Like a no-good-for-you ex you really need to stop hanging out with already, it's alluring, dangerous, delicious.
I am not one to condone a no-carb lifestyle unless it's absolutely necessary. Everything in moderation and all that — plus it's difficult and often unsatisfying. But even I will admit that the easiest way to get back into pants that have been feeling a little snug lately is to forego the puffy starches that are so easily consumed and rarely that satiating.
After a couple of weeks of not indulging in bread as regularly as I had been (read: I didn't allow it into my house), bread came around looking all cute and appealing again when I read this collection of recipes for toast.
I had to try one of them, an outstanding corn-sour cream-scallion option that was bursting with umami flavor.
But the insidious thing about bread is that you can't just buy one slice. With half a loaf staring at me after the first toast test, I came up with my own recipe to use up the rest of the slices. As is, this recipe is a light, bright accompaniment to eggs or a big bowl of fruit and yogurt for a wholesome breakfast.
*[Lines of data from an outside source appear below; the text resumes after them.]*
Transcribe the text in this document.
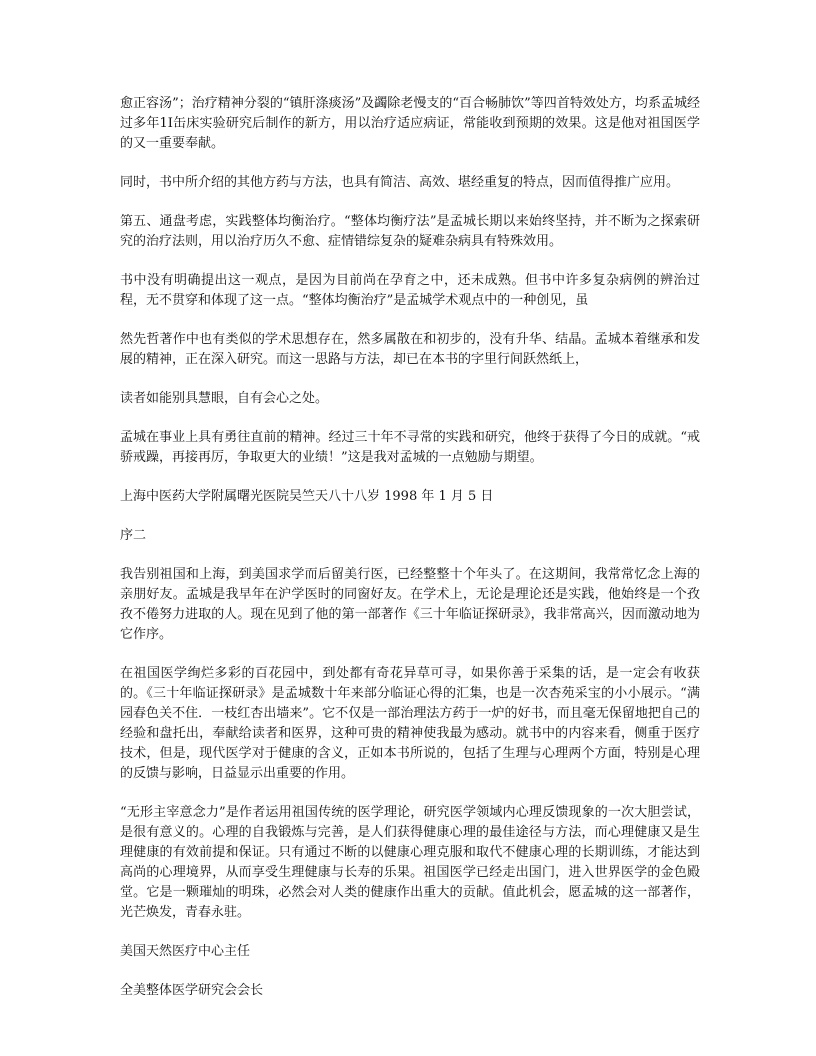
愈正容汤”；治疗精神分裂的“镇肝涤痰汤”及蠲除老慢支的“百合畅肺饮”等四首特效处方，均系孟城经过多年1I缶床实验研究后制作的新方，用以治疗适应病证，常能收到预期的效果。这是他对祖国医学的又一重要奉献。

同时，书中所介绍的其他方药与方法，也具有简洁、高效、堪经重复的特点，因而值得推广应用。

第五、通盘考虑，实践整体均衡治疗。“整体均衡疗法”是孟城长期以来始终坚持，并不断为之探索研究的治疗法则，用以治疗历久不愈、症情错综复杂的疑难杂病具有特殊效用。

书中没有明确提出这一观点，是因为目前尚在孕育之中，还未成熟。但书中许多复杂病例的辨治过程，无不贯穿和体现了这一点。“整体均衡治疗”是孟城学术观点中的一种创见，虽

然先哲著作中也有类似的学术思想存在，然多属散在和初步的，没有升华、结晶。孟城本着继承和发展的精神，正在深入研究。而这一思路与方法，却已在本书的字里行间跃然纸上，

读者如能别具慧眼，自有会心之处。

孟城在事业上具有勇往直前的精神。经过三十年不寻常的实践和研究，他终于获得了今日的成就。“戒骄戒躁，再接再厉，争取更大的业绩！”这是我对孟城的一点勉励与期望。

上海中医药大学附属曙光医院吴竺天八十八岁 1998 年 1 月 5 日

序二

我告别祖国和上海，到美国求学而后留美行医，已经整整十个年头了。在这期间，我常常忆念上海的亲朋好友。孟城是我早年在沪学医时的同窗好友。在学术上，无论是理论还是实践，他始终是一个孜孜不倦努力进取的人。现在见到了他的第一部著作《三十年临证探研录》，我非常高兴，因而激动地为它作序。

在祖国医学绚烂多彩的百花园中，到处都有奇花异草可寻，如果你善于采集的话，是一定会有收获的。《三十年临证探研录》是孟城数十年来部分临证心得的汇集，也是一次杏苑采宝的小小展示。“满园春色关不住．一枝红杏出墙来”。它不仅是一部治理法方药于一炉的好书，而且毫无保留地把自己的经验和盘托出，奉献给读者和医界，这种可贵的精神使我最为感动。就书中的内容来看，侧重于医疗技术，但是，现代医学对于健康的含义，正如本书所说的，包括了生理与心理两个方面，特别是心理的反馈与影响，日益显示出重要的作用。

“无形主宰意念力”是作者运用祖国传统的医学理论，研究医学领域内心理反馈现象的一次大胆尝试，是很有意义的。心理的自我锻炼与完善，是人们获得健康心理的最佳途径与方法，而心理健康又是生理健康的有效前提和保证。只有通过不断的以健康心理克服和取代不健康心理的长期训练，才能达到高尚的心理境界，从而享受生理健康与长寿的乐果。祖国医学已经走出国门，进入世界医学的金色殿堂。它是一颗璀灿的明珠，必然会对人类的健康作出重大的贡献。值此机会，愿孟城的这一部著作，光芒焕发，青春永驻。

美国天然医疗中心主任

全美整体医学研究会会长
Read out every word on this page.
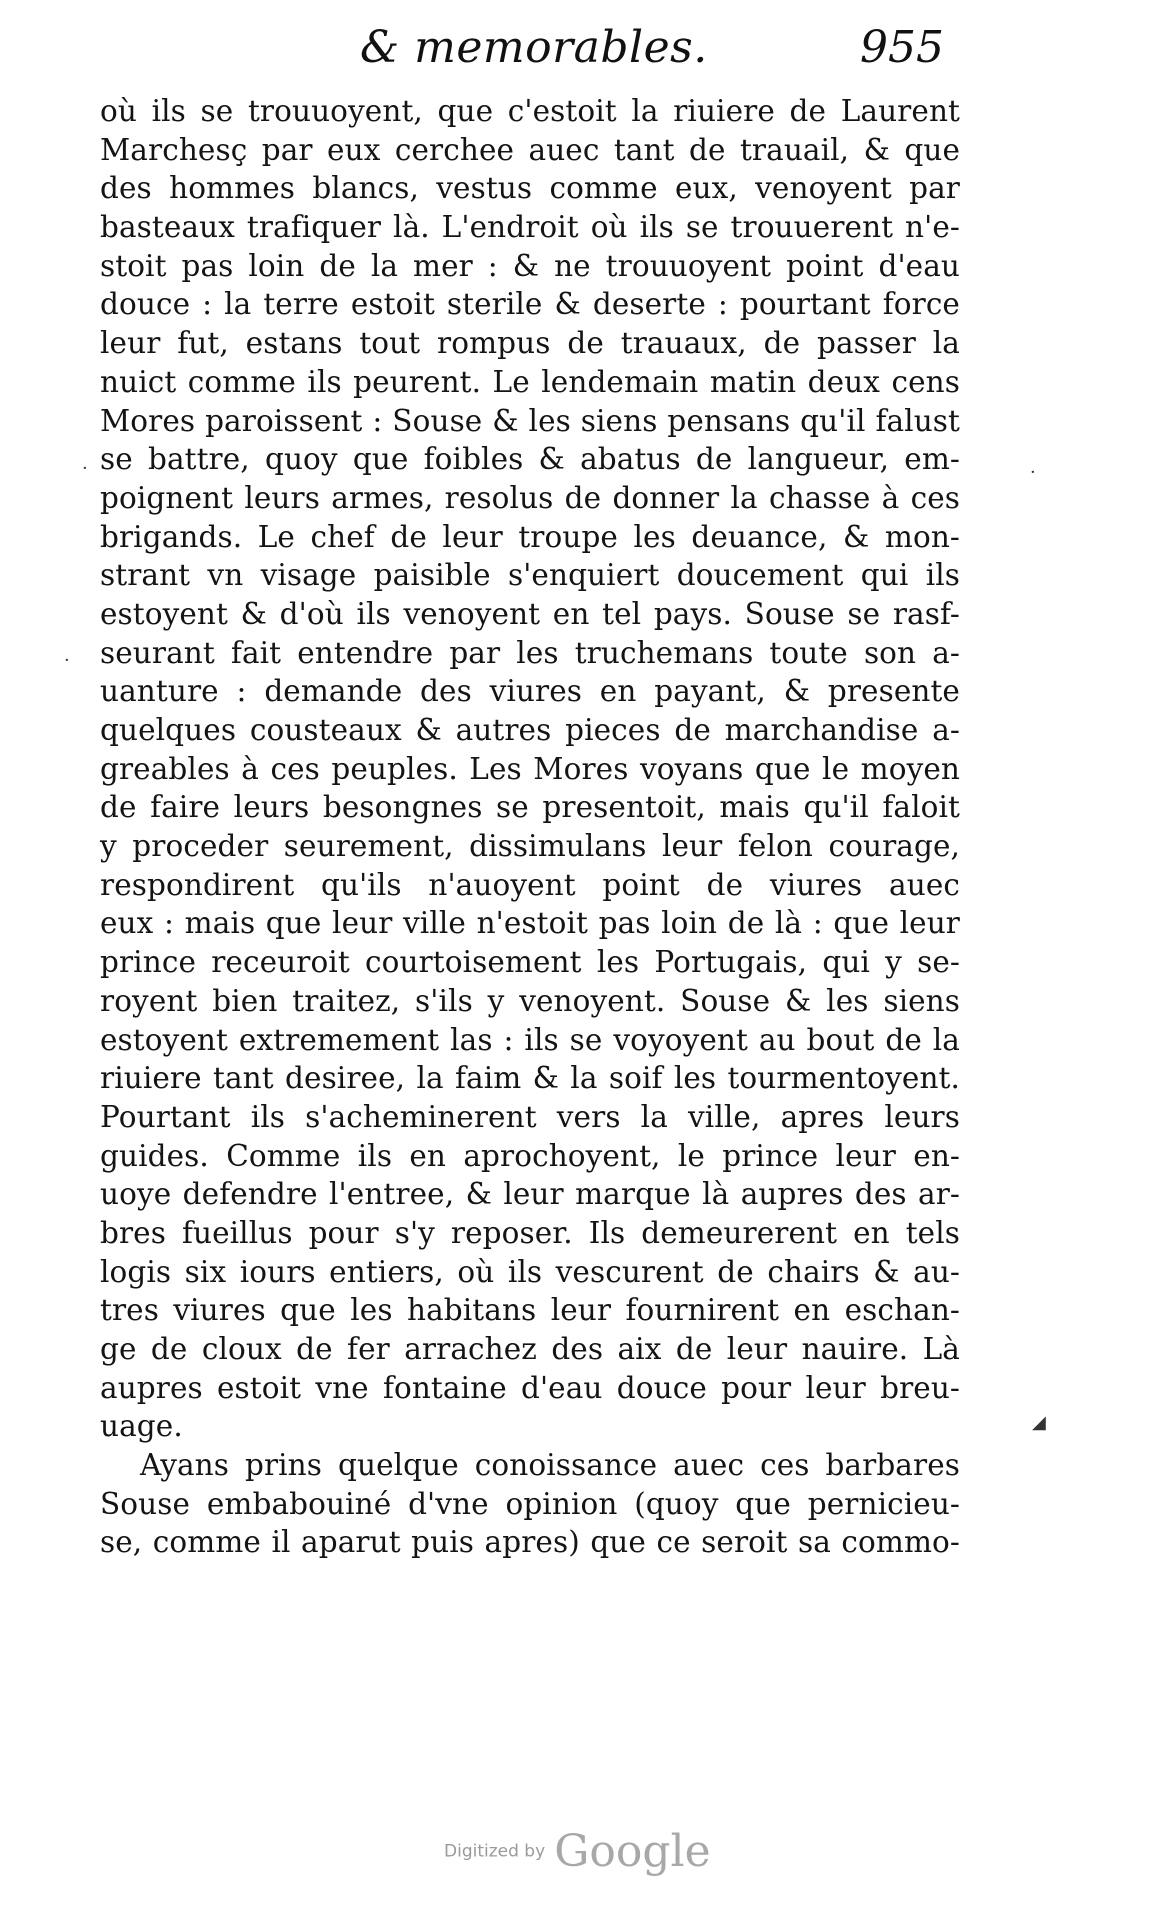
& memorables.	955
où ils se trouuoyent, que c'estoit la riuiere de Laurent
Marchesç par eux cerchee auec tant de trauail, & que
des hommes blancs, vestus comme eux, venoyent par
basteaux trafiquer là. L'endroit où ils se trouuerent n'e-
stoit pas loin de la mer : & ne trouuoyent point d'eau
douce : la terre estoit sterile & deserte : pourtant force
leur fut, estans tout rompus de trauaux, de passer la
nuict comme ils peurent. Le lendemain matin deux cens
Mores paroissent : Souse & les siens pensans qu'il falust
se battre, quoy que foibles & abatus de langueur, em-
poignent leurs armes, resolus de donner la chasse à ces
brigands. Le chef de leur troupe les deuance, & mon-
strant vn visage paisible s'enquiert doucement qui ils
estoyent & d'où ils venoyent en tel pays. Souse se rasf-
seurant fait entendre par les truchemans toute son a-
uanture : demande des viures en payant, & presente
quelques cousteaux & autres pieces de marchandise a-
greables à ces peuples. Les Mores voyans que le moyen
de faire leurs besongnes se presentoit, mais qu'il faloit
y proceder seurement, dissimulans leur felon courage,
respondirent qu'ils n'auoyent point de viures auec
eux : mais que leur ville n'estoit pas loin de là : que leur
prince receuroit courtoisement les Portugais, qui y se-
royent bien traitez, s'ils y venoyent. Souse & les siens
estoyent extremement las : ils se voyoyent au bout de la
riuiere tant desiree, la faim & la soif les tourmentoyent.
Pourtant ils s'acheminerent vers la ville, apres leurs
guides. Comme ils en aprochoyent, le prince leur en-
uoye defendre l'entree, & leur marque là aupres des ar-
bres fueillus pour s'y reposer. Ils demeurerent en tels
logis six iours entiers, où ils vescurent de chairs & au-
tres viures que les habitans leur fournirent en eschan-
ge de cloux de fer arrachez des aix de leur nauire. Là
aupres estoit vne fontaine d'eau douce pour leur breu-
uage.
Ayans prins quelque conoissance auec ces barbares
Souse embabouiné d'vne opinion (quoy que pernicieu-
se, comme il aparut puis apres) que ce seroit sa commo-
·
·
·
◢
Digitized by Google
If you want to amp it up a bit, try adding a sliced banana to each slice of bread and omitting the lemon zest.
I'm going back to more mindful bread consumption after this, and to make it easier on myself, I have devised three ways to curb starchy carb cravings. After you indulge in the following toast recipe, use these for the rest of the week and try to achieve the balance we all crave. Just not as much as some of us crave bread.
Zucchini noodles: Turned into thick spirals with a proper spiralizer, the texture and flavor of zucchini noodles is wholly satisfying when topped with regular pasta trimmings: meatballs, red sauce and lots of Parmesan cheese.
Everything bagel seasoning: When Trader Joe's recently debuted its pre-mixed Everything Bagel seasoning, I bought five jars. It's also easy to make at home — salt, garlic, dried onion, poppy seeds, sesame seeds — and however you come by it, know that it's a great addition to more than just bread. Try it on all manner of roasted vegetables, or as a seasoning for chicken. The best use? Roll a log of hard cheese (like cheddar) in the seasoning, slice it, and you may even be able to convince yourself there is a bagel under that cheese.
Crunchy chickpeas: One of my favorite recent revelations in the kitchen came when I toasted some chopped canned chickpeas in olive oil and salt until they were crispy, then served them atop a salad a la croutons. Chickpeas also make for a hearty snack on their own. Coat a skillet with ¼-inch of olive oil, then add whole beans, season with salt, paprika and black pepper, and cook until lightly fried.